Nécessité fait loi. À l’aube de ses 70 ans, le Dr Richard Handschuh a sauté le pas, quand il y a trois ans, « la mairie de Paris a décidé unilatéralement de fermer les voies d’accès de mon domicile proche de Vincennes à mon cabinet du 20e arrondissement », explique le généraliste. Plutôt que d’affronter les 50 minutes quotidiennes devenues nécessaires pour rallier les deux adresses, il décide de passer au vélo. Dont il se sert également pour assurer les six ou sept visites hebdomadaires auprès de ses patients âgés ou grabataires.
« De toute façon, c’était devenu ingérable pour se garer. J’ai beau avoir l’appli Paybyphone, avec le stationnement gratuit, on passe son temps à tourner. Le problème, c’est qu’il n’y a pas de place », peste, lucide, le généraliste devenu cycliste.
« On a créé, sans concertation avec les riverains, des embouteillages monstrueux dans des endroits où ça circulait, pour des raisons idéologiques », relève-t-il. Pas du tout certain à l’arrivée, explique-t-il, que la qualité de l’air et le taux d’émission de particules fines et de CO2 en soient véritablement améliorés. « Mais, bon, je me suis adapté… »
En saison sèche, c’est tout à fait sympathique. J’ai rarement plus de 20 minutes à pédaler pour me rendre chez mes patients
Dr Richard Handschuh
Et que pense-t-il de ce passage plus ou moins forcé à ce nouveau mode de transport ? « En saison sèche, c’est tout à fait sympathique. J’ai rarement plus de 20 minutes à pédaler pour me rendre chez mes patients. Au-delà, ça commence à devenir difficile », admet le jeune septuagénaire qui a opté, l’an dernier, pour un vélo à assistance électrique. En revanche, l’hiver et le printemps…
« Arriver chez les malades avec la tenue de pluie de vélo, le surpantalon, la cape et le casque, ce ne sont vraiment pas des conditions idéales », reconnaît-il. Sans compter qu’il doit penser à attacher sa bicyclette avec deux cadenas en bas des immeubles quand il ne peut pas le laisser dans la cour. Mais ça crée d’autres formes de lien avec les patients. « Les gens sont sympas. Quand ils me voient arriver tout trempé, ils compatissent et me remercient encore davantage de m’être déplacé », s’amuse le Dr Hanschuch. Qui peut aussi compter sur le soutien moral des internes qu’il accueille en tant que maître de stage. La plupart d’entre eux viennent à son cabinet à vélo.
Bon pour la planète, bon pour la santé
En périphérie parisienne, à Vanves, dans les Hauts-de-Seine, la Dr Louise Nutte, a depuis longtemps fait le choix de la petite reine pour ses déplacements professionnels. « Comme dans 60 % des cas, je viens déjà à vélo pour me rendre au travail, ça me semblait logique de l’utiliser pour les visites », déclare la médecin généraliste de 39 ans. Qui est particulièrement bien équipée, avec son vélo longtail (cargo) avec lequel elle emmène ses enfants à l’école. « L’autre jour, on s’est même rendu compte que je pouvais emmener l’interne avec moi en déplacement », s’amuse-t-elle. Mais, plus sérieusement, c’est l’argument écologique que retient la Dr Nutte. « En milieu urbain, c’est absurde de prendre la voiture pour faire deux ou trois kilomètres et même si c’est modeste, ça fait faire un peu d’activité physique.
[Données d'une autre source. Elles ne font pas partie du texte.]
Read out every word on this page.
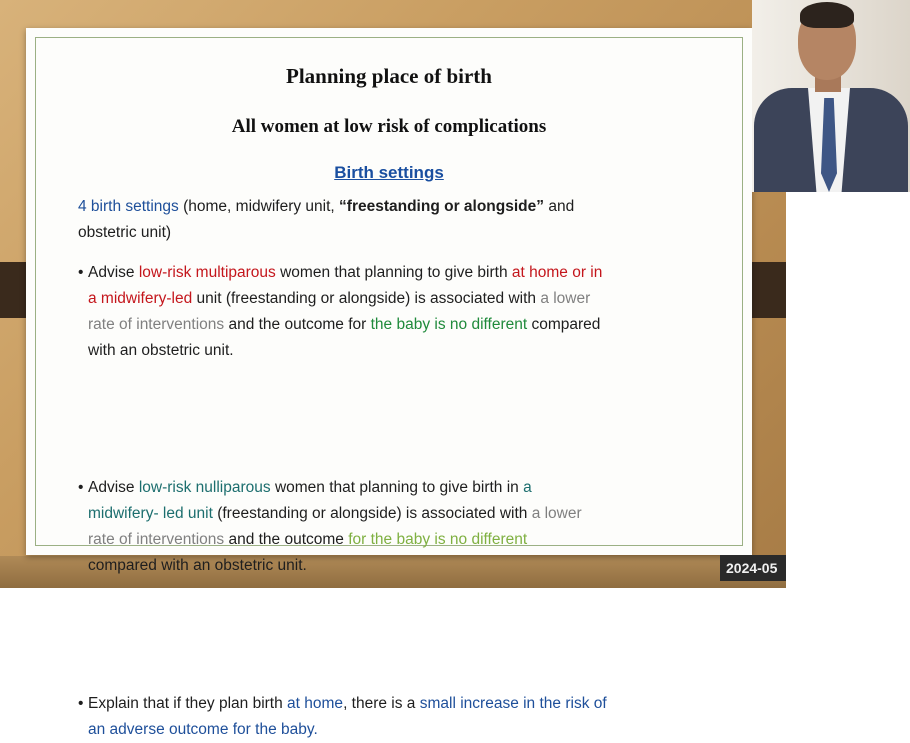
Planning place of birth
All women at low risk of complications
Birth settings
4 birth settings (home, midwifery unit, “freestanding or alongside” and
obstetric unit)
• Advise low-risk multiparous women that planning to give birth at home or in
a midwifery-led unit (freestanding or alongside) is associated with a lower
rate of interventions and the outcome for the baby is no different compared
with an obstetric unit.
• Advise low-risk nulliparous women that planning to give birth in a
midwifery- led unit (freestanding or alongside) is associated with a lower
rate of interventions and the outcome for the baby is no different
compared with an obstetric unit.
• Explain that if they plan birth at home, there is a small increase in the risk of
an adverse outcome for the baby.
2024-05
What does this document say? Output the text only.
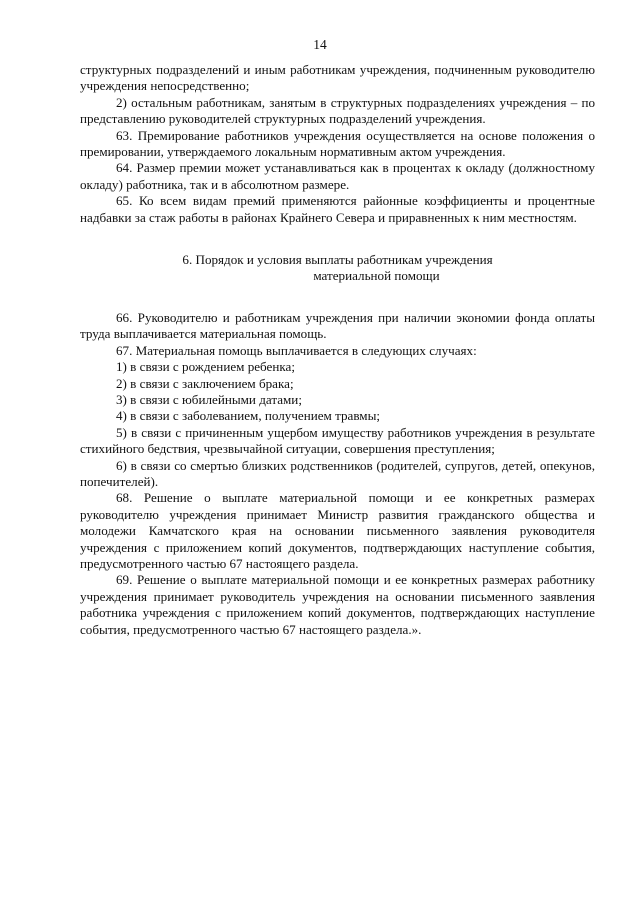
14

структурных подразделений и иным работникам учреждения, подчиненным руководителю учреждения непосредственно;

2) остальным работникам, занятым в структурных подразделениях учреждения – по представлению руководителей структурных подразделений учреждения.

63. Премирование работников учреждения осуществляется на основе положения о премировании, утверждаемого локальным нормативным актом учреждения.

64. Размер премии может устанавливаться как в процентах к окладу (должностному окладу) работника, так и в абсолютном размере.

65. Ко всем видам премий применяются районные коэффициенты и процентные надбавки за стаж работы в районах Крайнего Севера и приравненных к ним местностям.

6. Порядок и условия выплаты работникам учреждения
материальной помощи

66. Руководителю и работникам учреждения при наличии экономии фонда оплаты труда выплачивается материальная помощь.

67. Материальная помощь выплачивается в следующих случаях:

1) в связи с рождением ребенка;

2) в связи с заключением брака;

3) в связи с юбилейными датами;

4) в связи с заболеванием, получением травмы;

5) в связи с причиненным ущербом имуществу работников учреждения в результате стихийного бедствия, чрезвычайной ситуации, совершения преступления;

6) в связи со смертью близких родственников (родителей, супругов, детей, опекунов, попечителей).

68. Решение о выплате материальной помощи и ее конкретных размерах руководителю учреждения принимает Министр развития гражданского общества и молодежи Камчатского края на основании письменного заявления руководителя учреждения с приложением копий документов, подтверждающих наступление события, предусмотренного частью 67 настоящего раздела.

69. Решение о выплате материальной помощи и ее конкретных размерах работнику учреждения принимает руководитель учреждения на основании письменного заявления работника учреждения с приложением копий документов, подтверждающих наступление события, предусмотренного частью 67 настоящего раздела.».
Bon pour la planète, bon pour la santé ! »
Place à la trottinette
Le deux-roues, le Dr Benjamin Saada, lui en a fait le tour. Après s’être fait voler deux vélos quand il était remplaçant, le généraliste de 38 ans a résolument opté, il y a six ans, pour… la trottinette. Par conscience écologique, certes, mais aussi pour l’aspect ludique de ce mode de déplacement. « Et puis, quand il fait beau, c’est une petite balade pendant laquelle on s’aère un petit peu la tête. » Et quand il pleut ? « J’ai un poncho de pluie intégral, des gants, des sous-gants, des collants en hiver sous mon jean quand il fait très froid, et voilà. »
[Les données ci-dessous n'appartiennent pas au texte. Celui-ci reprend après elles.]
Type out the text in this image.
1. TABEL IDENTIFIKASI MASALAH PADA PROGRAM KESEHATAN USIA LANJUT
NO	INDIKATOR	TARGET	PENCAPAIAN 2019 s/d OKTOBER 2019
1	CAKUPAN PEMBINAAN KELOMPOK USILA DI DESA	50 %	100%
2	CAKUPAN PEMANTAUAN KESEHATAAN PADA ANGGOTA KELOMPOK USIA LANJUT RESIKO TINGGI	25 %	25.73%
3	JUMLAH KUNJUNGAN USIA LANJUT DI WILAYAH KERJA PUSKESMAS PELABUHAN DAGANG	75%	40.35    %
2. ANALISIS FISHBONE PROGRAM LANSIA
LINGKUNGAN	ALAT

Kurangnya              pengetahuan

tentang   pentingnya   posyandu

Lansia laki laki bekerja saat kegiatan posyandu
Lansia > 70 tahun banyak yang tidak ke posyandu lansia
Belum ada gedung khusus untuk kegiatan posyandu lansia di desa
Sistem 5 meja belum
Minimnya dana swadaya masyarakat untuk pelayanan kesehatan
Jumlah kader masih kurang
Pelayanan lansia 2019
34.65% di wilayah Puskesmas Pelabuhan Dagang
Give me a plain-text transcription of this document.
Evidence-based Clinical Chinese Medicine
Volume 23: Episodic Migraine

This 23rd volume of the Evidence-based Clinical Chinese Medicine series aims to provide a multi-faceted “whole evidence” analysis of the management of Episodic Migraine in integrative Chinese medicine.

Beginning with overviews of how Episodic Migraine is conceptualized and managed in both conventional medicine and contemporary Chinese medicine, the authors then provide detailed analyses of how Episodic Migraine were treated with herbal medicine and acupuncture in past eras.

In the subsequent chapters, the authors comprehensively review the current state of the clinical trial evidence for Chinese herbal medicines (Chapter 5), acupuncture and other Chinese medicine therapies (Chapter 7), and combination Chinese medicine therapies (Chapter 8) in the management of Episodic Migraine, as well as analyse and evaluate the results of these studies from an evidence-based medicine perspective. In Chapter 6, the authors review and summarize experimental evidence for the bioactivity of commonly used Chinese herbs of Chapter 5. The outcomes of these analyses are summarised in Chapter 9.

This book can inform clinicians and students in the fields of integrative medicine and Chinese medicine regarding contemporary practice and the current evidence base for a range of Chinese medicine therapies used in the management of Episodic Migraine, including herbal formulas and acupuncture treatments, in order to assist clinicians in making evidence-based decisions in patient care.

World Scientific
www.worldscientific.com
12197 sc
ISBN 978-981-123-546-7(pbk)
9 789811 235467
Enfin, dernier avantage de la trottinette sur le vélo, on peut la replier et la monter avec soi chez les patients que l’on visite. Effet d’étonnement garanti la première fois auprès de la petite dizaine de personnes âgées que suit le Dr Saada à Bagneux, dans les Hauts-de-Seine. « Mais maintenant, ils sont habitués ». Le temps de la visite, l’engin a sa place attitrée dans la cuisine ou dans l’entrée.